There’s also a hard bit of a grind in the game. Fighting a handful of monsters, or player opponents, often isn’t enough to gain experience points. Rather I had to clear entire quests, participate in multiple conflicts, and tie up other odds and ends such as bounties and troop dispatches to eke out just one more level. Now keep in mind that every single unit starts at level 1, and your unit’s rank and the effectiveness of their skills depend on a variety of factors (your own player rank, the number of times a particular stat has leveled up), and that’s a gigantic amount of time and effort to even make one unit the mean brawling machine you need them to be. Now do this for each member of your troop. Now do this for all six troops of your army. Yeah. It adds up.

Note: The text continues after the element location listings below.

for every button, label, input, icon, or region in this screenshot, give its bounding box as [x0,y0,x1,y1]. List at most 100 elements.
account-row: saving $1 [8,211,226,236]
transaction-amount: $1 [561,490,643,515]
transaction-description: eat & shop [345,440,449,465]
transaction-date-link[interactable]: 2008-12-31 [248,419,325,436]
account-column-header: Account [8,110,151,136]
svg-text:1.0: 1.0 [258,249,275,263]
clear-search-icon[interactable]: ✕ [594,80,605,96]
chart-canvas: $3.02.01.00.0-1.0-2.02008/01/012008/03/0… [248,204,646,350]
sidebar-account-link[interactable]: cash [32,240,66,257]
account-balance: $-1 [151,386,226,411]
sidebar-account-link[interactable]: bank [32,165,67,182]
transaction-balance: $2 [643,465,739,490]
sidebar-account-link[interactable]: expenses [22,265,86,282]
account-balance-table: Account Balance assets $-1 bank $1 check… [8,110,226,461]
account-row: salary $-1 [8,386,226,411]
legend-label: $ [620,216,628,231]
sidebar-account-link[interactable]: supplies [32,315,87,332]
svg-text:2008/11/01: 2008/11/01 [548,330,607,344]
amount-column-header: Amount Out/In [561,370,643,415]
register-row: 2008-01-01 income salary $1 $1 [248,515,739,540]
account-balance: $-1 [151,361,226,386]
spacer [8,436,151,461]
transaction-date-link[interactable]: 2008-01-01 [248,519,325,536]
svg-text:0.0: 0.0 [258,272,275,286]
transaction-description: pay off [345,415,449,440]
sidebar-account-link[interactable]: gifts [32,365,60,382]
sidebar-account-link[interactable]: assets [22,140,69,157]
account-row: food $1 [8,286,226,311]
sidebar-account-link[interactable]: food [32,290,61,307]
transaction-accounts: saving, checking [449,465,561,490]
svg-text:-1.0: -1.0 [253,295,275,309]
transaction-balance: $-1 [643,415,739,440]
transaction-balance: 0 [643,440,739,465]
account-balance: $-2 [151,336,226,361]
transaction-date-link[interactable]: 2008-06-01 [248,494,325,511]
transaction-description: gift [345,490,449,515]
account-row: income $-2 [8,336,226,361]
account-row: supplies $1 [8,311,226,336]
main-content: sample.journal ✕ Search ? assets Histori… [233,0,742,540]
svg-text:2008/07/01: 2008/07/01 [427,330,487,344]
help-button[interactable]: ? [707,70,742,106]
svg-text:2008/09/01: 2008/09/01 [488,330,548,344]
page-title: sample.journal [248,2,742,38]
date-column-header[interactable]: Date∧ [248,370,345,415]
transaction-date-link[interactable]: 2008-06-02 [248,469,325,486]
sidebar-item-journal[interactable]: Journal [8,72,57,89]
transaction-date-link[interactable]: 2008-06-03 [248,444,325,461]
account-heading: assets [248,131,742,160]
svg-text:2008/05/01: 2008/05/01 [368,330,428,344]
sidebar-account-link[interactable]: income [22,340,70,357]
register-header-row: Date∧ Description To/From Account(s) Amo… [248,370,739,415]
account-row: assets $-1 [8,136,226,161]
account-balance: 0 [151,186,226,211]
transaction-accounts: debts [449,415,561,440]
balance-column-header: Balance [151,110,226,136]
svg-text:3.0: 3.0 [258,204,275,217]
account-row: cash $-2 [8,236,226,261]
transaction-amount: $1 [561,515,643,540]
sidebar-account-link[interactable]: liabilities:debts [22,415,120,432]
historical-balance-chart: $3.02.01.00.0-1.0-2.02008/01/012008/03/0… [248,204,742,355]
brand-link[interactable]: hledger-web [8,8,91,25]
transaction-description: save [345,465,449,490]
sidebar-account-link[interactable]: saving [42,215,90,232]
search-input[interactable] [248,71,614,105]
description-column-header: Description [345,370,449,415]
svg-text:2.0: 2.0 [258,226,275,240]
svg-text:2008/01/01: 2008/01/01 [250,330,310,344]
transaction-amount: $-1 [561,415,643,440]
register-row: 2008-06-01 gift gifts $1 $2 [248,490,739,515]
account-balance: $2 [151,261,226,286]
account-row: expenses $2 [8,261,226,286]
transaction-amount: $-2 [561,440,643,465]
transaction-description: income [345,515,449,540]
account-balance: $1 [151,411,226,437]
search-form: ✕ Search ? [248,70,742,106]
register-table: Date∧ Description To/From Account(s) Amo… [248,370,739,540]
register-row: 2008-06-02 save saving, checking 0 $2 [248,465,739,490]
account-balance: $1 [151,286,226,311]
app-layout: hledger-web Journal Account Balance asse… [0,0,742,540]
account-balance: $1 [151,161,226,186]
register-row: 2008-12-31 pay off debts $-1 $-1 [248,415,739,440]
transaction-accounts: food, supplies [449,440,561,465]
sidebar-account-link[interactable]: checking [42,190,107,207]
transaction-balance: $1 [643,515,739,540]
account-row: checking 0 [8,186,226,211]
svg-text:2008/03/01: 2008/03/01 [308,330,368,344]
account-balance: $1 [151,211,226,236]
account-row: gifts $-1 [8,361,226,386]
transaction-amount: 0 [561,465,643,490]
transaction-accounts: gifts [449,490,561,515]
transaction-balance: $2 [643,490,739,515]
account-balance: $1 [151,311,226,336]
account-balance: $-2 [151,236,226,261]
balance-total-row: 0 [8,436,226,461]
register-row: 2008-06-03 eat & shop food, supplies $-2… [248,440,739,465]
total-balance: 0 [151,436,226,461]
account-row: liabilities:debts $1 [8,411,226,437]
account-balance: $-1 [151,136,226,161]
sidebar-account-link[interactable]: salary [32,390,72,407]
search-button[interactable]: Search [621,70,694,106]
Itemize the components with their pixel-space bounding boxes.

To top it all off it’s not exactly easy to grind like it is in comparable strategy RPGs, such as Disgaea or Fire Emblem. Enemies level up with troop level, and if you have a high level troop, then introducing a greenie to the mix means there’s a good chance that new unit will be decimated and won’t get any of that sweet experience. Online matchmaking also seems a bit broken. Sometimes while participating in a war effort I might find myself facing off one party after the next escalating in level. So my level nines, broken and haggard from two prior battles with level 10s then level 12s, find themselves set up against some nasty level 14s or 15s that eat them for breakfast. The next war effort however might match me with players that were significantly lower in level. I can’t say I felt bad chewing them up, war is hell, but I couldn’t make hide nor hair of when the system decided to match me with someone lower or higher. Playing offense and defense only seemed to impact party formation, and not who I fought.

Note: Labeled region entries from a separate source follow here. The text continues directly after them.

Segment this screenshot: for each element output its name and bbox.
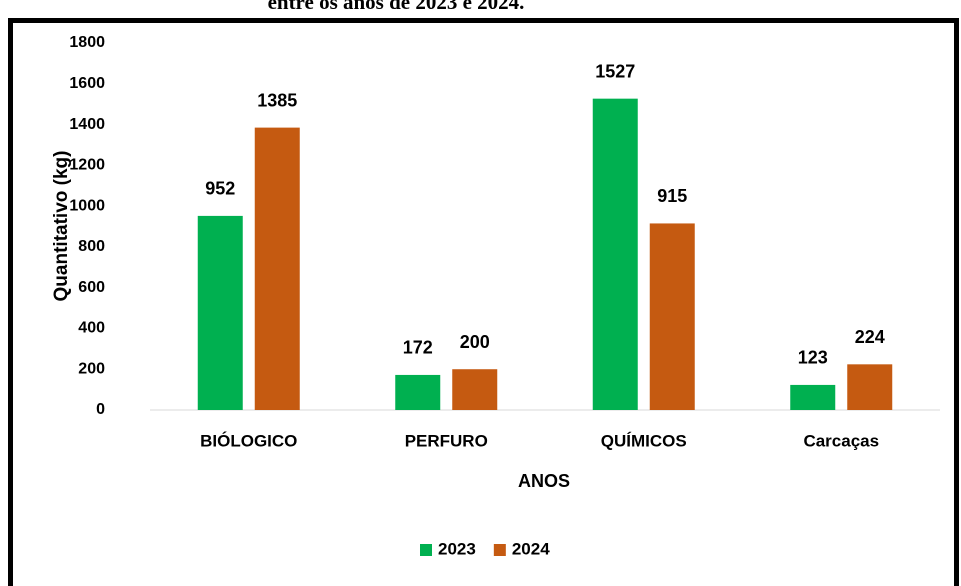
y-tick-label: 800 — [78, 238, 105, 255]
data-label: 1385 — [257, 90, 297, 110]
y-tick-label: 1400 — [69, 116, 105, 133]
y-tick-label: 400 — [78, 320, 105, 337]
data-label: 172 — [403, 338, 433, 358]
legend-label: 2024 — [512, 539, 550, 558]
bar — [790, 384, 836, 410]
y-tick-label: 1800 — [69, 34, 105, 51]
data-label: 200 — [460, 332, 490, 352]
bar — [254, 127, 300, 410]
x-axis-title: ANOS — [518, 471, 570, 491]
data-label: 1527 — [595, 61, 635, 81]
bar — [592, 98, 638, 410]
x-tick-label: PERFURO — [405, 431, 488, 450]
bar — [395, 374, 441, 410]
bar — [452, 369, 498, 410]
x-tick-label: Carcaças — [803, 431, 879, 450]
chart-frame — [8, 18, 959, 586]
x-tick-label: BIÓLOGICO — [200, 431, 297, 450]
y-tick-label: 200 — [78, 360, 105, 377]
data-label: 123 — [798, 348, 828, 368]
y-tick-label: 1600 — [69, 75, 105, 92]
y-tick-label: 1000 — [69, 197, 105, 214]
y-axis-title: Quantitativo (kg) — [51, 151, 72, 302]
chart-title: entre os anos de 2023 e 2024. — [268, 0, 525, 14]
y-tick-label: 1200 — [69, 157, 105, 174]
legend-label: 2023 — [438, 539, 476, 558]
y-tick-label: 600 — [78, 279, 105, 296]
x-tick-label: QUÍMICOS — [601, 431, 687, 450]
legend-swatch — [420, 544, 432, 556]
data-label: 915 — [657, 186, 687, 206]
data-label: 224 — [855, 327, 885, 347]
data-label: 952 — [205, 179, 235, 199]
y-tick-label: 0 — [96, 401, 105, 418]
bar — [649, 223, 695, 410]
legend-swatch — [493, 544, 506, 556]
bar — [847, 364, 893, 410]
bar — [197, 215, 243, 410]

That wasn’t my only problem with online play. The game requires a lot of long syncing. If you accidentally break your online connection, prepare for your game to hang and to let loose some frustrated curses at your Sony gaming machine. The actions of your army, your army’s defenses, even the tech your army researches, is decided via online vote. I mean sure, I’m aware Grand Kingdom is doing its best to handle a massive scale fictional war, but taking a break from fighting to decide on school level politics always took me out the game a bit. There are also online leader boards and hell, do a good enough job and bards will sing your name in the street, but if you look at who is at the very top, versus you with your army scrapping at the bottom, boy does it feel like an astronomical challenge to even get close to the top.
Grand Kingdom is addicting. If you’re already a nut for strategy RPGs, Grand Kingdom is going to scratch that itch fine. It reminded me a bit of Disgaea 4 or Final Fantasy Tactics Advance 2, they were imperfect games, but the level of unit customization kept me playing those titles for ages, and I don’t see myself stopping with Grand Kingdom anytime soon. While I wouldn’t necessarily shy away from the title on my Playstation 4, it was nice to have it on my Vita because building my units, perfecting my army, and tackling quests was the perfect thing to do on my commute. I really did love creating the meanest, nastiest units possible and sending them out to either fight in my name, or taking the reigns and cutting through the battlefield.
This review is based on retail PSVita code provided to us by the game’s publisher.